Failure to Follow Physician Orders for Insulin, Weight Monitoring, and Lab Tests
Penalty
Summary
The deficiency involves the facility’s failure to implement and follow physicians’ orders for three residents. For one resident with diabetes mellitus, a physician ordered Novolog insulin to be administered in the morning prior to breakfast, with instructions to hold the insulin if the resident’s blood sugar was less than 80 mg/dL. Review of the April 2026 MAR showed that staff administered the insulin on three occasions when the resident’s blood sugar was below 80 mg/dL, contrary to the physician’s order. Another resident with cerebral palsy, diabetes mellitus, and heart failure had a physician’s order to be weighed every night shift and to notify the physician if the resident gained more than 2 lbs in 24 hours or 5 lbs in one week. Clinical records showed multiple instances of significant weight gains over 24-hour periods, including gains of 4.7 lbs, 3.4 lbs, 6 lbs, 2.3 lbs, 5.8 lbs, 4 lbs, 2.4 lbs, and 3.3 lbs, without documented evidence that the physician was notified as ordered. A third resident with anemia and chronic kidney disease had a physician’s order for two blood tests (CBC and CMP), but the clinical record contained no documentation that these lab tests were obtained.
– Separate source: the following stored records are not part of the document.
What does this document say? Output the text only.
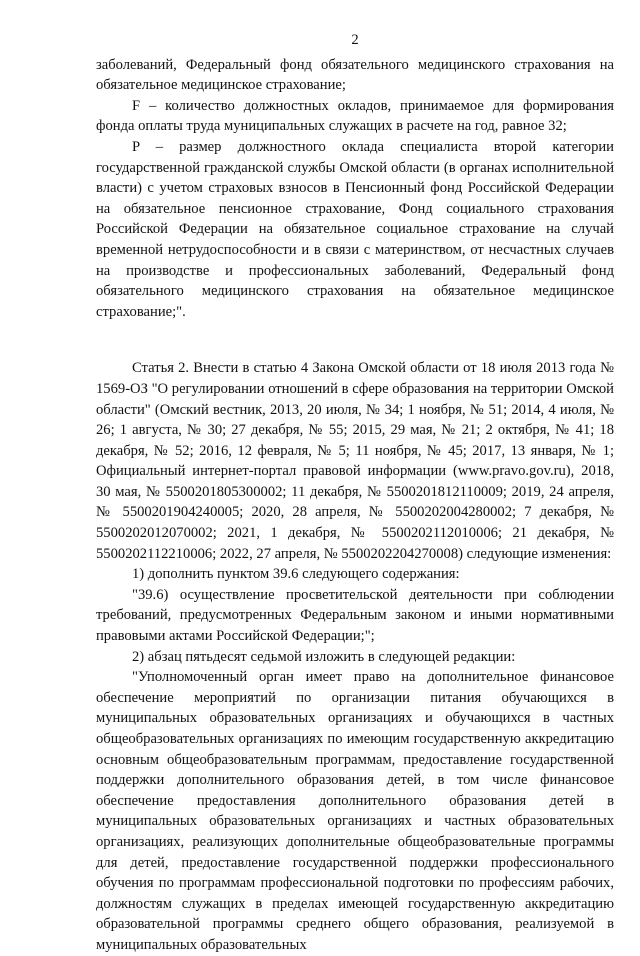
2

заболеваний, Федеральный фонд обязательного медицинского страхования на обязательное медицинское страхование;

F – количество должностных окладов, принимаемое для формирования фонда оплаты труда муниципальных служащих в расчете на год, равное 32;

P – размер должностного оклада специалиста второй категории государственной гражданской службы Омской области (в органах исполнительной власти) с учетом страховых взносов в Пенсионный фонд Российской Федерации на обязательное пенсионное страхование, Фонд социального страхования Российской Федерации на обязательное социальное страхование на случай временной нетрудоспособности и в связи с материнством, от несчастных случаев на производстве и профессиональных заболеваний, Федеральный фонд обязательного медицинского страхования на обязательное медицинское страхование;".

Статья 2. Внести в статью 4 Закона Омской области от 18 июля 2013 года № 1569-ОЗ "О регулировании отношений в сфере образования на территории Омской области" (Омский вестник, 2013, 20 июля, № 34; 1 ноября, № 51; 2014, 4 июля, № 26; 1 августа, № 30; 27 декабря, № 55; 2015, 29 мая, № 21; 2 октября, № 41; 18 декабря, № 52; 2016, 12 февраля, № 5; 11 ноября, № 45; 2017, 13 января, № 1; Официальный интернет-портал правовой информации (www.pravo.gov.ru), 2018, 30 мая, № 5500201805300002; 11 декабря, № 5500201812110009; 2019, 24 апреля, № 5500201904240005; 2020, 28 апреля, № 5500202004280002; 7 декабря, № 5500202012070002; 2021, 1 декабря, № 5500202112010006; 21 декабря, № 5500202112210006; 2022, 27 апреля, № 5500202204270008) следующие изменения:

1) дополнить пунктом 39.6 следующего содержания:

"39.6) осуществление просветительской деятельности при соблюдении требований, предусмотренных Федеральным законом и иными нормативными правовыми актами Российской Федерации;";

2) абзац пятьдесят седьмой изложить в следующей редакции:

"Уполномоченный орган имеет право на дополнительное финансовое обеспечение мероприятий по организации питания обучающихся в муниципальных образовательных организациях и обучающихся в частных общеобразовательных организациях по имеющим государственную аккредитацию основным общеобразовательным программам, предоставление государственной поддержки дополнительного образования детей, в том числе финансовое обеспечение предоставления дополнительного образования детей в муниципальных образовательных организациях и частных образовательных организациях, реализующих дополнительные общеобразовательные программы для детей, предоставление государственной поддержки профессионального обучения по программам профессиональной подготовки по профессиям рабочих, должностям служащих в пределах имеющей государственную аккредитацию образовательной программы среднего общего образования, реализуемой в муниципальных образовательных
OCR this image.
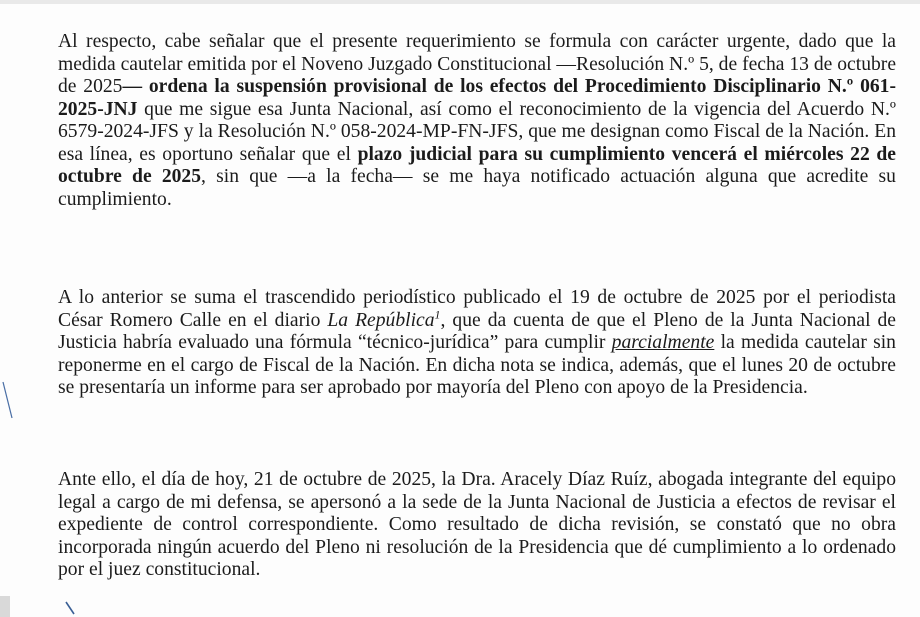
Al respecto, cabe señalar que el presente requerimiento se formula con carácter urgente, dado que la medida cautelar emitida por el Noveno Juzgado Constitucional —Resolución N.º 5, de fecha 13 de octubre de 2025— ordena la suspensión provisional de los efectos del Procedimiento Disciplinario N.º 061-2025-JNJ que me sigue esa Junta Nacional, así como el reconocimiento de la vigencia del Acuerdo N.º 6579-2024-JFS y la Resolución N.º 058-2024-MP-FN-JFS, que me designan como Fiscal de la Nación. En esa línea, es oportuno señalar que el plazo judicial para su cumplimiento vencerá el miércoles 22 de octubre de 2025, sin que —a la fecha— se me haya notificado actuación alguna que acredite su cumplimiento.

A lo anterior se suma el trascendido periodístico publicado el 19 de octubre de 2025 por el periodista César Romero Calle en el diario La República$^1$, que da cuenta de que el Pleno de la Junta Nacional de Justicia habría evaluado una fórmula “técnico-jurídica” para cumplir parcialmente la medida cautelar sin reponerme en el cargo de Fiscal de la Nación. En dicha nota se indica, además, que el lunes 20 de octubre se presentaría un informe para ser aprobado por mayoría del Pleno con apoyo de la Presidencia.

Ante ello, el día de hoy, 21 de octubre de 2025, la Dra. Aracely Díaz Ruíz, abogada integrante del equipo legal a cargo de mi defensa, se apersonó a la sede de la Junta Nacional de Justicia a efectos de revisar el expediente de control correspondiente. Como resultado de dicha revisión, se constató que no obra incorporada ningún acuerdo del Pleno ni resolución de la Presidencia que dé cumplimiento a lo ordenado por el juez constitucional.
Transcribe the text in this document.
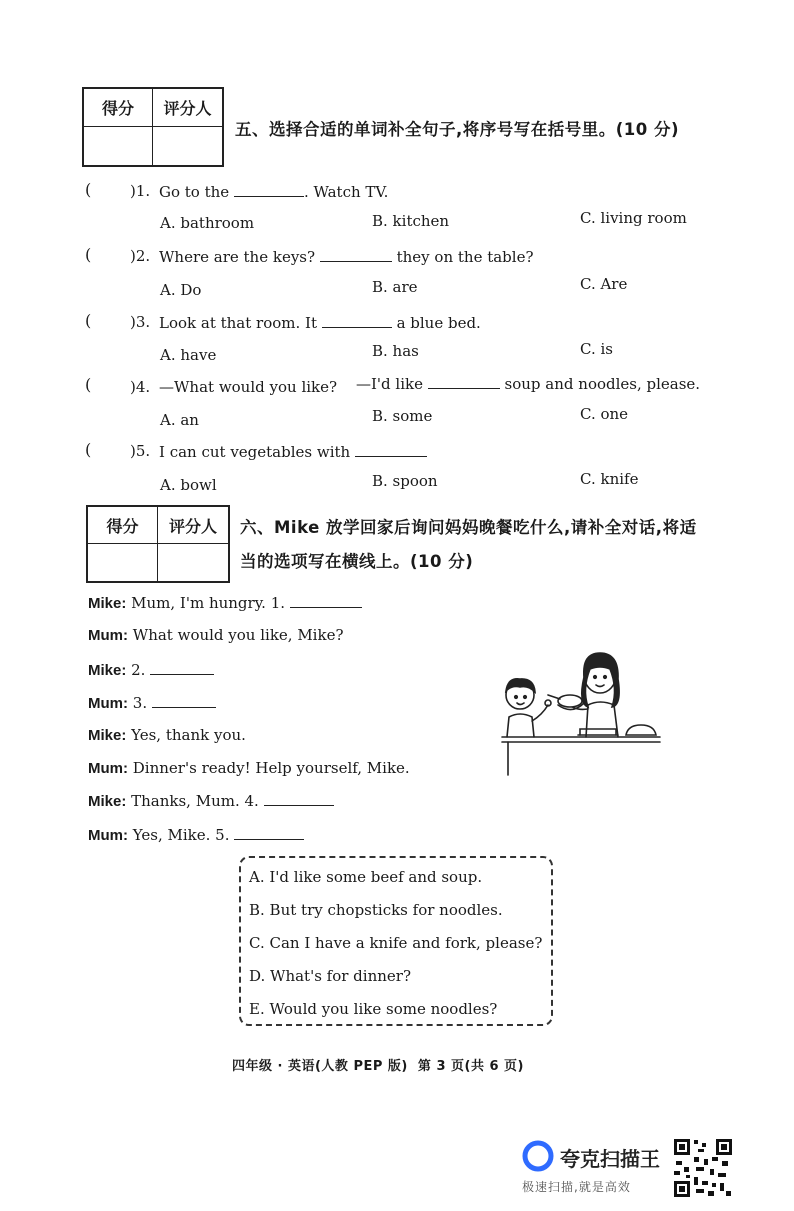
得分	评分人
五、选择合适的单词补全句子,将序号写在括号里。(10 分)
(	)1. Go to the	. Watch TV.
A. bathroom	B. kitchen	C. living room
(	)2. Where are the keys?	they on the table?
A. Do	B. are	C. Are
(	)3. Look at that room. It	a blue bed.
A. have	B. has	C. is
(	)4. —What would you like? —I'd like	soup and noodles, please.
A. an	B. some	C. one
(	)5. I can cut vegetables with
A. bowl	B. spoon	C. knife
得分	评分人	六、Mike 放学回家后询问妈妈晚餐吃什么,请补全对话,将适
当的选项写在横线上。(10 分)
Mike: Mum, I'm hungry. 1.
Mum: What would you like, Mike?
Mike: 2.
Mum: 3.
Mike: Yes, thank you.
Mum: Dinner's ready! Help yourself, Mike.
Mike: Thanks, Mum. 4.
Mum: Yes, Mike. 5.
A. I'd like some beef and soup.
B. But try chopsticks for noodles.
C. Can I have a knife and fork, please?
D. What's for dinner?
E. Would you like some noodles?
四年级 · 英语(人教 PEP 版)  第 3 页(共 6 页)
夸克扫描王
极速扫描,就是高效
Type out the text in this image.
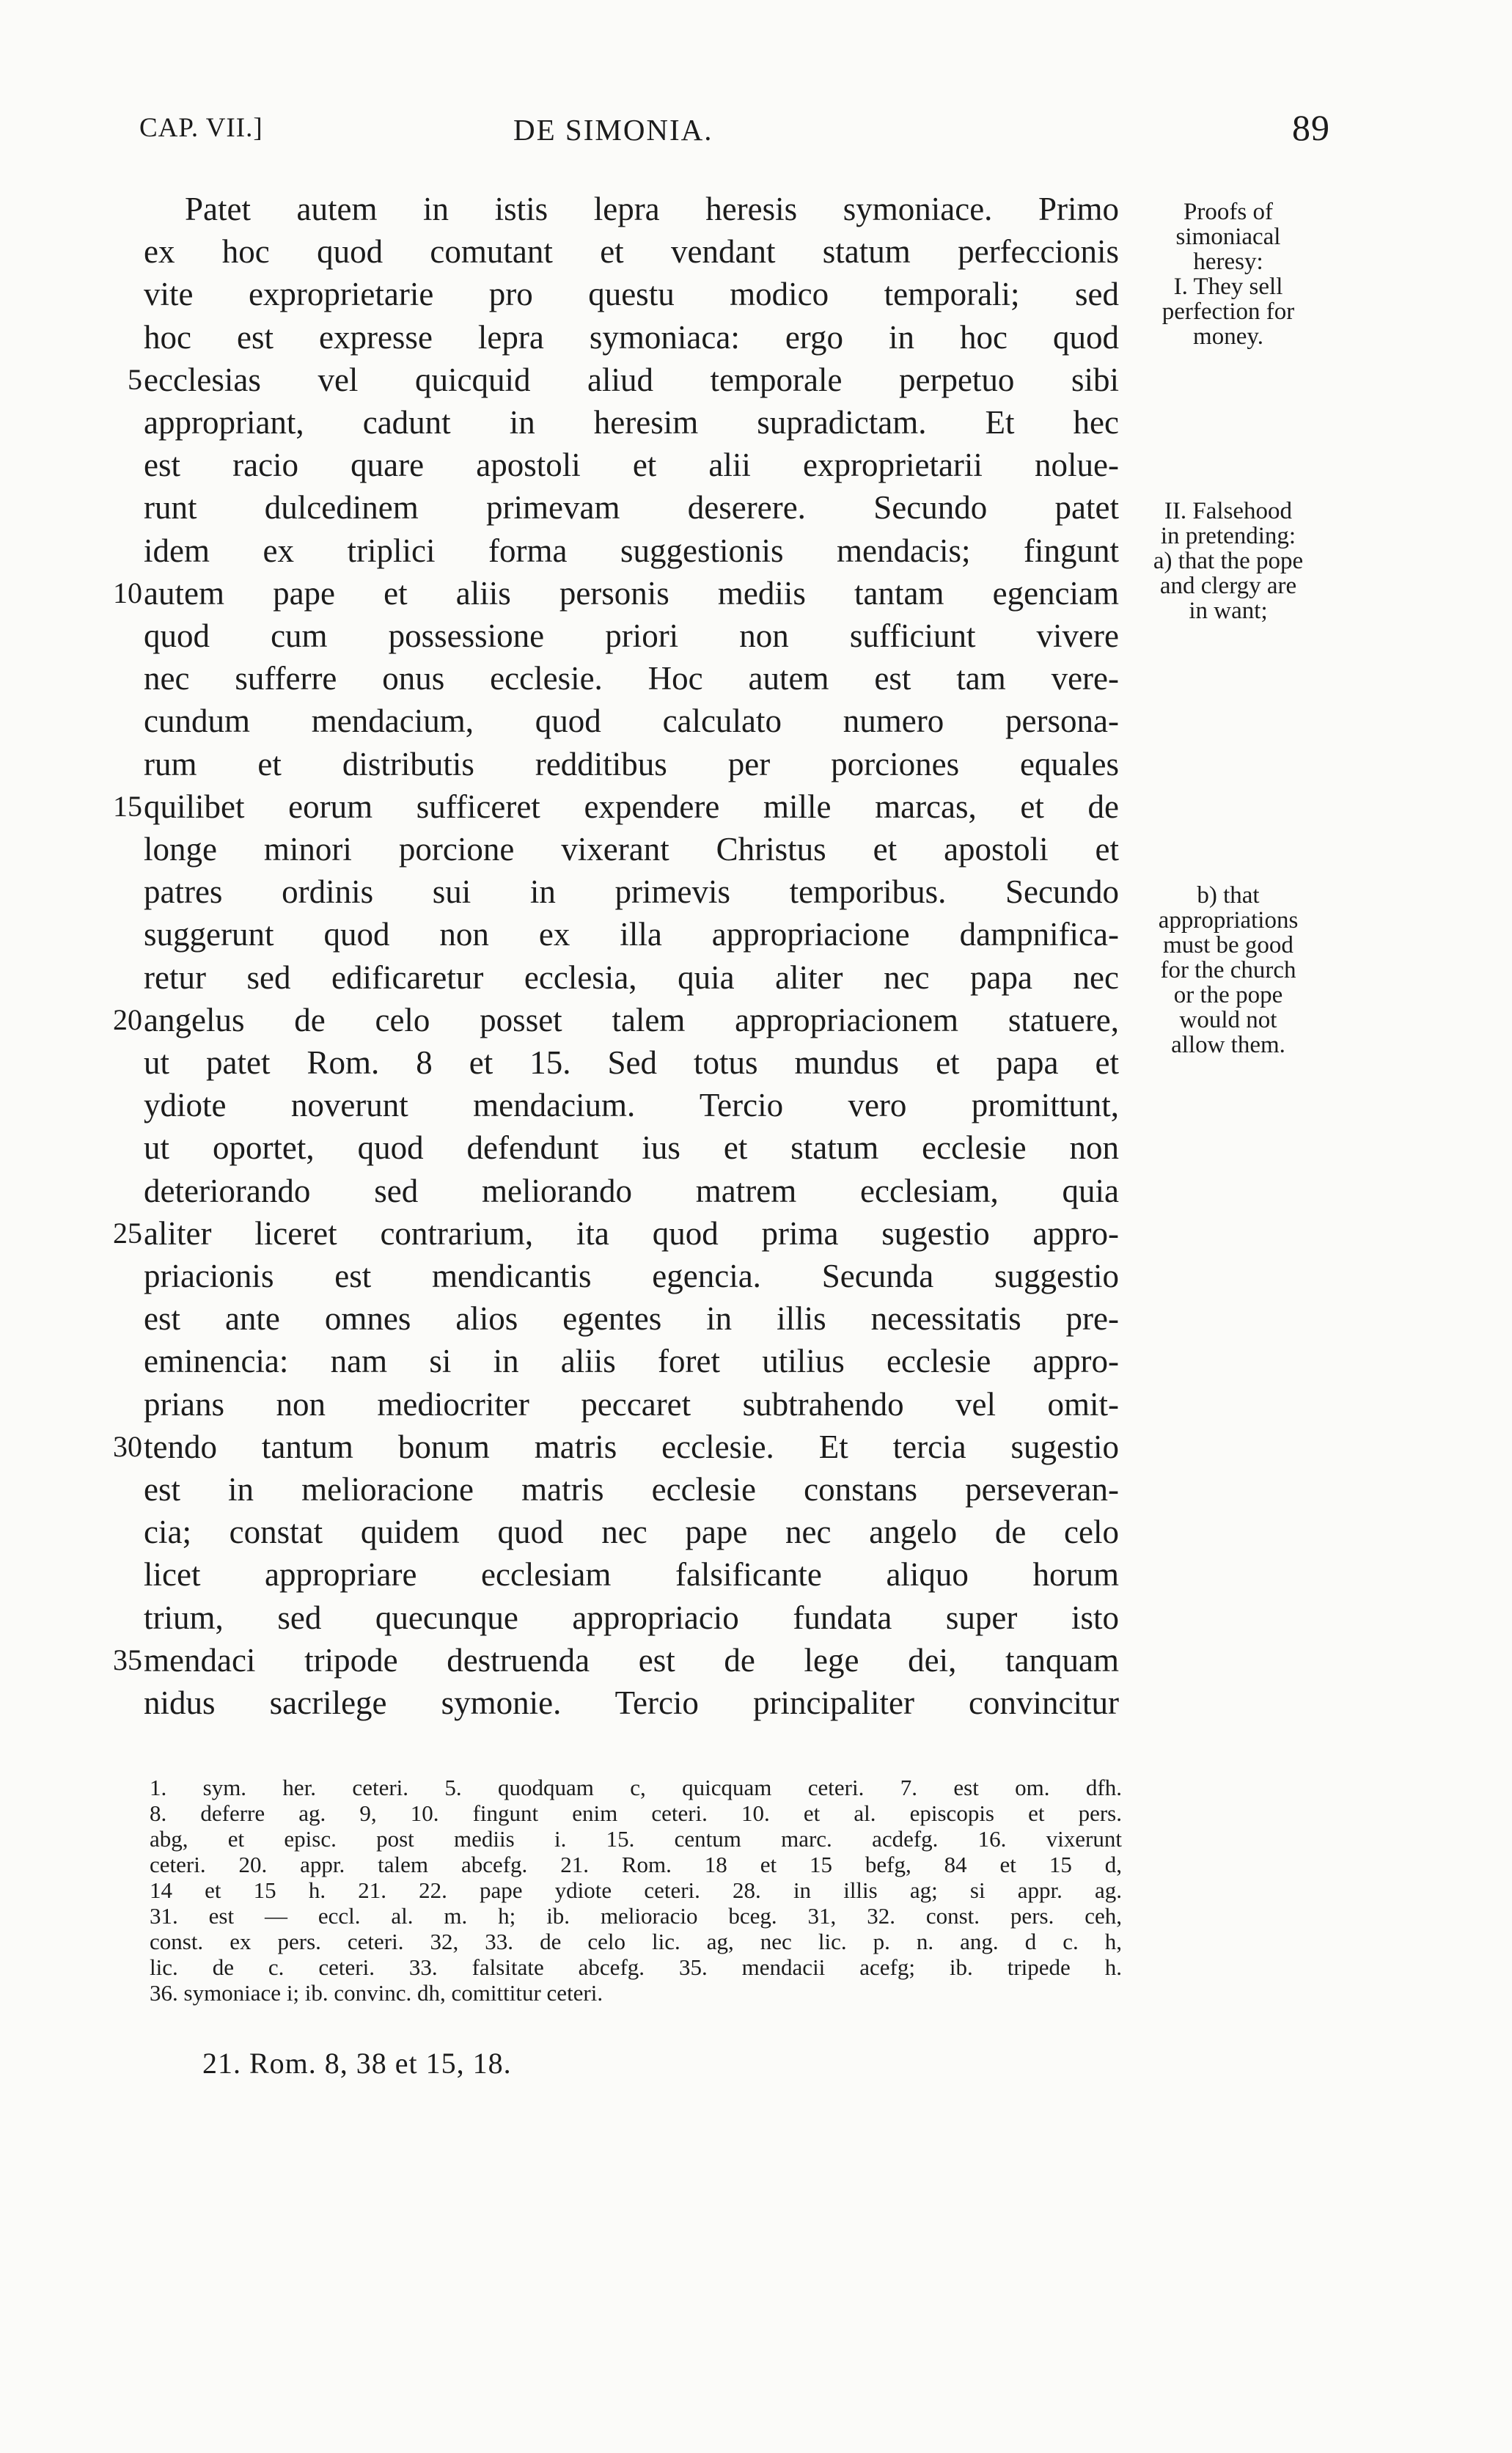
CAP. VII.]	DE SIMONIA.	89
Patet autem in istis lepra heresis symoniace. Primo
ex hoc quod comutant et vendant statum perfeccionis
vite exproprietarie pro questu modico temporali; sed
hoc est expresse lepra symoniaca: ergo in hoc quod
5 ecclesias vel quicquid aliud temporale perpetuo sibi
appropriant, cadunt in heresim supradictam. Et hec
est racio quare apostoli et alii exproprietarii nolue-
runt dulcedinem primevam deserere. Secundo patet
idem ex triplici forma suggestionis mendacis; fingunt
10 autem pape et aliis personis mediis tantam egenciam
quod cum possessione priori non sufficiunt vivere
nec sufferre onus ecclesie. Hoc autem est tam vere-
cundum mendacium, quod calculato numero persona-
rum et distributis redditibus per porciones equales
15 quilibet eorum sufficeret expendere mille marcas, et de
longe minori porcione vixerant Christus et apostoli et
patres ordinis sui in primevis temporibus. Secundo
suggerunt quod non ex illa appropriacione dampnifica-
retur sed edificaretur ecclesia, quia aliter nec papa nec
20 angelus de celo posset talem appropriacionem statuere,
ut patet Rom. 8 et 15. Sed totus mundus et papa et
ydiote noverunt mendacium. Tercio vero promittunt,
ut oportet, quod defendunt ius et statum ecclesie non
deteriorando sed meliorando matrem ecclesiam, quia
25 aliter liceret contrarium, ita quod prima sugestio appro-
priacionis est mendicantis egencia. Secunda suggestio
est ante omnes alios egentes in illis necessitatis pre-
eminencia: nam si in aliis foret utilius ecclesie appro-
prians non mediocriter peccaret subtrahendo vel omit-
30 tendo tantum bonum matris ecclesie. Et tercia sugestio
est in melioracione matris ecclesie constans perseveran-
cia; constat quidem quod nec pape nec angelo de celo
licet appropriare ecclesiam falsificante aliquo horum
trium, sed quecunque appropriacio fundata super isto
35 mendaci tripode destruenda est de lege dei, tanquam
nidus sacrilege symonie. Tercio principaliter convincitur
Proofs of
simoniacal
heresy:
I. They sell
perfection for
money.
II. Falsehood
in pretending:
a) that the pope
and clergy are
in want;
b) that
appropriations
must be good
for the church
or the pope
would not
allow them.
1. sym. her. ceteri. 5. quodquam c, quicquam ceteri. 7. est om. dfh.
8. deferre ag. 9, 10. fingunt enim ceteri. 10. et al. episcopis et pers.
abg, et episc. post mediis i. 15. centum marc. acdefg. 16. vixerunt
ceteri. 20. appr. talem abcefg. 21. Rom. 18 et 15 befg, 84 et 15 d,
14 et 15 h. 21. 22. pape ydiote ceteri. 28. in illis ag; si appr. ag.
31. est — eccl. al. m. h; ib. melioracio bceg. 31, 32. const. pers. ceh,
const. ex pers. ceteri. 32, 33. de celo lic. ag, nec lic. p. n. ang. d c. h,
lic. de c. ceteri. 33. falsitate abcefg. 35. mendacii acefg; ib. tripede h.
36. symoniace i; ib. convinc. dh, comittitur ceteri.
21. Rom. 8, 38 et 15, 18.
The DON confirmed there was no documented evidence that care and services were provided in accordance with these physicians’ orders.
Failure to Document Non-Pharmacological Interventions Before PRN Narcotic Administration
Penalty
Summary
Facility staff failed to follow the facility’s pain management policy and specific physician orders requiring documentation of non-pharmacological interventions (NPI’s) and their effectiveness prior to administering as-needed narcotic pain medication for two residents. The policy, last reviewed February 24, 2026, required staff to document NPI’s and their effectiveness for patients receiving pain interventions. For a resident with left knee osteoarthritis, right hip pain, and diabetes, a physician ordered on March 17, 2026, that NPI’s be documented every shift, and on April 6, 2026, ordered oxycodone every four hours as needed for moderate to severe pain. Review of the MAR showed that this resident received as-needed oxycodone 23 times in April 2026 without documented evidence that NPI’s were attempted prior to administration. Another resident with diagnoses including cerebral infarction (stroke), diabetes, hemiplegia, and hemiparesis had a physician order dated February 7, 2026, directing staff to document NPI’s used before administering as-needed pain medication, and an order dated April 3, 2026, for oxycodone every four hours as needed for moderate to severe pain. MAR review revealed this resident received as-needed oxycodone nine times in April 2026 without documented evidence that NPI’s were attempted prior to administration, in violation of 28 Pa. Code 211.9(a)(1) Pharmacy services and 28 Pa. Code 211.12(d)(1)(5) Nursing services.